Kapolres Tulungagung AKBP Tofik Sukendar melalui Kapolsek Kedungwaru AKP Purwanto mengatakan, kejadian bermula saat korban beserta Sumarti Muji Hartati tiba ke hotel Nasional sekitar pukul 08.00 WIB. Kemudian keduanya memesan kamar untuk kencan.“Oleh petugas resepsionis, mereka diberi kamar nomor 11,” katanya.

Setelah mendapatkan kamar lanjut Purwanto, keduanya langsung memasuki kamar tersebut. Menurut keterangan Sumarti Muji Hartati, di dalam kamar keduanya ngobrol sambil memakan sarapan yang dibelinya di pasar Banyakan.

Selain itu, Sumarti Muji Hartati juga mengetahui jika korban membawa buah durian dan satu sachet obat kuat.

“Jadi sarapannya yang membeli Sumarti Muji Hartati, sedangkan buah durian dan satu sachet obat kuat dibawa oleh korban,” jelasnya.
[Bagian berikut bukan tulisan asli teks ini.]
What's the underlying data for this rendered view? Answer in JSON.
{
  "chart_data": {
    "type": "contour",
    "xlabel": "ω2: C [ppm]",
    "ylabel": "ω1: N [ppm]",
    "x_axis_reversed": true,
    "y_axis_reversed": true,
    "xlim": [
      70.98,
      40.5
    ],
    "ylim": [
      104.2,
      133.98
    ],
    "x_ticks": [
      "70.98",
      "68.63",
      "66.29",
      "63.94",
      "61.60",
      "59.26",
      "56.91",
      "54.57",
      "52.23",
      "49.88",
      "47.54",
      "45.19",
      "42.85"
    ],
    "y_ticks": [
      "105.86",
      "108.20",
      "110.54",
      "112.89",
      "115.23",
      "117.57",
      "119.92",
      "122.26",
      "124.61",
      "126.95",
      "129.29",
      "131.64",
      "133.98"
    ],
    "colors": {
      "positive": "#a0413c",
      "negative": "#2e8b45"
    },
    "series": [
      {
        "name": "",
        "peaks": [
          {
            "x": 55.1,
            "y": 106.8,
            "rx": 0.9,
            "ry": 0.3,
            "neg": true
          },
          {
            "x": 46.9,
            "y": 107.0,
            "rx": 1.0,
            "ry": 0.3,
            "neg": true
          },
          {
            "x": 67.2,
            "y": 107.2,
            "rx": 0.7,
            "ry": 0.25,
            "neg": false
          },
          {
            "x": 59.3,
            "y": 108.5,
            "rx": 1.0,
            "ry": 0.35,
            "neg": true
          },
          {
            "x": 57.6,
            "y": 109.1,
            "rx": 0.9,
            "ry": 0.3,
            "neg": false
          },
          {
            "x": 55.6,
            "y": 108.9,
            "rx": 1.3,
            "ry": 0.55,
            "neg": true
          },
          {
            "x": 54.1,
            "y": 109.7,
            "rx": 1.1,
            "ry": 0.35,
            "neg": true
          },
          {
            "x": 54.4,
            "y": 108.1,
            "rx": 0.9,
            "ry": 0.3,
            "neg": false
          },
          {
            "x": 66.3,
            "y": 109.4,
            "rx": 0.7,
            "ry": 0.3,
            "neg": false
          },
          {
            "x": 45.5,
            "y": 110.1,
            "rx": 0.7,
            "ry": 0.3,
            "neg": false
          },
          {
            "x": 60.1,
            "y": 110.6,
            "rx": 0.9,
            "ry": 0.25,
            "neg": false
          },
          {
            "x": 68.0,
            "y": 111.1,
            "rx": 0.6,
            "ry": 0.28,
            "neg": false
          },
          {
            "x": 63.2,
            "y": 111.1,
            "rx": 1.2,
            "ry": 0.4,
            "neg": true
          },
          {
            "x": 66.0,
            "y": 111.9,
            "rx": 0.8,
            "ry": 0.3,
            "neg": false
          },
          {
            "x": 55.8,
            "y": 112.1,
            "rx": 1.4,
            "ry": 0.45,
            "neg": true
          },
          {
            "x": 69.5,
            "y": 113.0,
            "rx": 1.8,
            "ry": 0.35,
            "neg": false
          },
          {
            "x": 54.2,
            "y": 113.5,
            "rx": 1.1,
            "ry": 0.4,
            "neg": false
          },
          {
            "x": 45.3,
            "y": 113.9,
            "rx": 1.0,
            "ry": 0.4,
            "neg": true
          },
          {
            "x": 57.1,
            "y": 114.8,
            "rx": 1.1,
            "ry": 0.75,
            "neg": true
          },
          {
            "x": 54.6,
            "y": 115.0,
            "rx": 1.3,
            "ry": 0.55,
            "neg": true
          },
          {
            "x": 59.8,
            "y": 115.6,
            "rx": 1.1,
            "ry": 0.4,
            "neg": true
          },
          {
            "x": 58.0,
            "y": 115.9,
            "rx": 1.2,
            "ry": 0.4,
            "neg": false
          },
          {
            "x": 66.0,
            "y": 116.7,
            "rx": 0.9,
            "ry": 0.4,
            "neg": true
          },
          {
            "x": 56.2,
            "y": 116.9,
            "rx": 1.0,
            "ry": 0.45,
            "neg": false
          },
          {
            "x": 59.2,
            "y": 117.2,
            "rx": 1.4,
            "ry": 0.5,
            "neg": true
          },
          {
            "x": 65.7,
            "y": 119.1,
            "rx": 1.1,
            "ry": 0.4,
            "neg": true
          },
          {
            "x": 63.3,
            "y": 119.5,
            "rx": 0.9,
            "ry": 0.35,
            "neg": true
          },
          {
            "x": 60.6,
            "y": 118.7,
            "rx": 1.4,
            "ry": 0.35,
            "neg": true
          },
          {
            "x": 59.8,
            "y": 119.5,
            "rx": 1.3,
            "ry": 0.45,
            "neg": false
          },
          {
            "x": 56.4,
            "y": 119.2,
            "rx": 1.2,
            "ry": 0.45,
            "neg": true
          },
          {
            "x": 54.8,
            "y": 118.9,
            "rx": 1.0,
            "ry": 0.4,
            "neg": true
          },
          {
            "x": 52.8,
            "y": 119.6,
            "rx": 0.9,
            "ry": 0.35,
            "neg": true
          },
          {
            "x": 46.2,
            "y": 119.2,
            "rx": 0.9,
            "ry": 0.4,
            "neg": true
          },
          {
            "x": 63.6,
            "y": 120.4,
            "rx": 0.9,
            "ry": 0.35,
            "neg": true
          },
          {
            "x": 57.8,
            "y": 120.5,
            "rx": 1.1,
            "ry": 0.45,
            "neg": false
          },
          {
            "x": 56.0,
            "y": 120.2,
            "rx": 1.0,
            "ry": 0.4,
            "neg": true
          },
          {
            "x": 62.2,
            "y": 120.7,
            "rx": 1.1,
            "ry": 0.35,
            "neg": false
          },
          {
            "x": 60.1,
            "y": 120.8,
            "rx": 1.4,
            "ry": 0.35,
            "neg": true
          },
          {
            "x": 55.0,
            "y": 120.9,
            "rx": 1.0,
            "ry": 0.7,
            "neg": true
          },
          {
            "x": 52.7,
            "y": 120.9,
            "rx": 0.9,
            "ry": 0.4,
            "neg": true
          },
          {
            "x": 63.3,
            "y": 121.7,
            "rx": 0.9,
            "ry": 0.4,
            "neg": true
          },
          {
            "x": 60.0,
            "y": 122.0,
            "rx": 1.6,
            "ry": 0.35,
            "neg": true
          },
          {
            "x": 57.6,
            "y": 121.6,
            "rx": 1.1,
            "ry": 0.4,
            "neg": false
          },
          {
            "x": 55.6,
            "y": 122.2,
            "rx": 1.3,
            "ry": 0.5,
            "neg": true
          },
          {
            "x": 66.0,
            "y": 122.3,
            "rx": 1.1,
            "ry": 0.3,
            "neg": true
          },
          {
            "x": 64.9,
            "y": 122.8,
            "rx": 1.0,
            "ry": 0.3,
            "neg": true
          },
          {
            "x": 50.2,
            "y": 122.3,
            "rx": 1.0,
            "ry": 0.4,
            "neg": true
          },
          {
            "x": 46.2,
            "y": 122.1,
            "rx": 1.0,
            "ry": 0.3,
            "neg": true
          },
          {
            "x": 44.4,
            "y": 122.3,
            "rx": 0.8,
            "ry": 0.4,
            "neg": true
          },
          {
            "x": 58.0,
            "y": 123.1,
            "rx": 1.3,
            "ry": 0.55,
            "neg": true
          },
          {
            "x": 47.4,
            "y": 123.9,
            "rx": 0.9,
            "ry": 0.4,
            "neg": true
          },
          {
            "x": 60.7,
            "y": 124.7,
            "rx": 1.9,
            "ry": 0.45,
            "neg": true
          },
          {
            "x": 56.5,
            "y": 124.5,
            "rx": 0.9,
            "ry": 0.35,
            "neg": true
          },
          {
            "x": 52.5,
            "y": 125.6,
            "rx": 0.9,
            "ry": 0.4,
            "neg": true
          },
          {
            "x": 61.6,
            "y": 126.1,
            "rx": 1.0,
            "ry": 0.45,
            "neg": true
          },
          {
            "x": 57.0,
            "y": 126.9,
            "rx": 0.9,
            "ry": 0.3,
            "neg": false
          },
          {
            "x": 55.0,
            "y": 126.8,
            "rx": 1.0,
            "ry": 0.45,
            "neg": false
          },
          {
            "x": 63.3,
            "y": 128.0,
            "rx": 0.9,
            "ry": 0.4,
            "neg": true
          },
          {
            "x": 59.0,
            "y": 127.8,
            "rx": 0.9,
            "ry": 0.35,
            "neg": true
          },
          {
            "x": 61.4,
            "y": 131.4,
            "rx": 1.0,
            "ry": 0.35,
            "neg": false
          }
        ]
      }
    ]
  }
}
Masih menurut Purwanto, setelah sarapan keduanya juga sempat memakan buah durian tersebut. Kemudian sekitar pukul 10.50 WIB, korban menerima telepon masuk melalui ponselnya yang setelahnya lalu masuk ke kamar mandi. “Saat itu Sumarti Muji Hartati tidak ada kecurigaan sama sekali,” katanya.

Beberapa saat kemudian, Sumarti Muji Hartati mendengar suara benturan cukup keras dari dalam kamar mandi. Karena curiga Sumarti Muji Hartati memeriksanya, ternyata korban sudah dalam keadaan terkapar dan terlentang dengan telinga mengeluarkan darah.

“Kaget atas kejadian tersebut Sumarti Muji Hartati lantas memanggil petugas hotel dan melanjutkannya ke Polsek,” terangnya.

Setibanya petugas, korban langsung dievakuasi ke RSUD dr Iskak. Sedangkan petugas melakukan olah tempat kejadian perkara (tkp). Hasilnya petugas menemukan satu bungkus bekas sachet pil yang diduga obat kuat dan kulit buah durian. “Kami belum bisa memastikan penyebab kematian korban dan menunggu hasil visum dari pihak RS,” ujarnya.

Purwanto menambahkan, perwakilan keluarga korban dan kepala desa juga sudah menemuinya. Menurutnya, mereka menolak korban dilakukan visum dalam dan menerima jika kejadian yang menimpa korban adalah musibah.

“Tinggal menunggu administrasi dari pihak RS, setelah itu jenazah bisa dibawa pulang,” pungkasnya.